The Viacom office in Hollywood, California.
Lucy Nicholson | Reuters
Chinese stocks listed in the U.S. fell sharply last week, after several weeks in correction mode.
A trader who participated in some of the wild trading in Chinese internet stocks on Friday confirmed that the primary cause of the selling in Chinese stocks was that a fund, Archegos Capital Management, was forced out of its positions.
Here is the sequence of events, according to the trader, who asked to remain anonymous:
1. The catalyst was ViacomCBS, which did a $3 billion stock offering through Morgan Stanley and J.P. Morgan earlier in the week that fell apart. It resulted in massive selling. This fund was long a lot of Viacom using a lot of leverage.
2. The dramatic drop in Viacom’s price resulted in margin calls. Archegos was also long many China internet names that traded in the U.S.

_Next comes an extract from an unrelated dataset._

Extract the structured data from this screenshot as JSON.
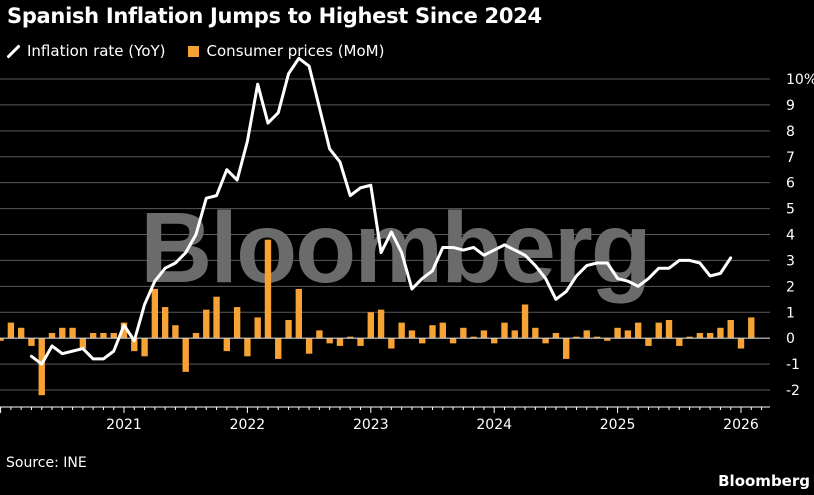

3. Goldman Sachs, Morgan Stanley, Credit Suisse, and Deutsche Bank all forced Archegos to liquidate many of the China internet names through unregistered trades, according to the trader. Late in the day Friday, Goldman took many of the names held by Archegos onto their balance sheet then liquidated by distributing to clients.
4. Much of this trading was difficult to see because many of the big trades were done over the counter and not printed.
5. Reports earlier in the week that the Securities and Exchange Commission was beginning steps to enforce potential sanctions against U.S.-listed Chinese stocks that did not cooperate with U.S. regulatory authorities was a factor in the Chinese internets tanking mid week — but the primary source of the chaos on Friday was the forced liquidation of a good part of Archegos, said the trader.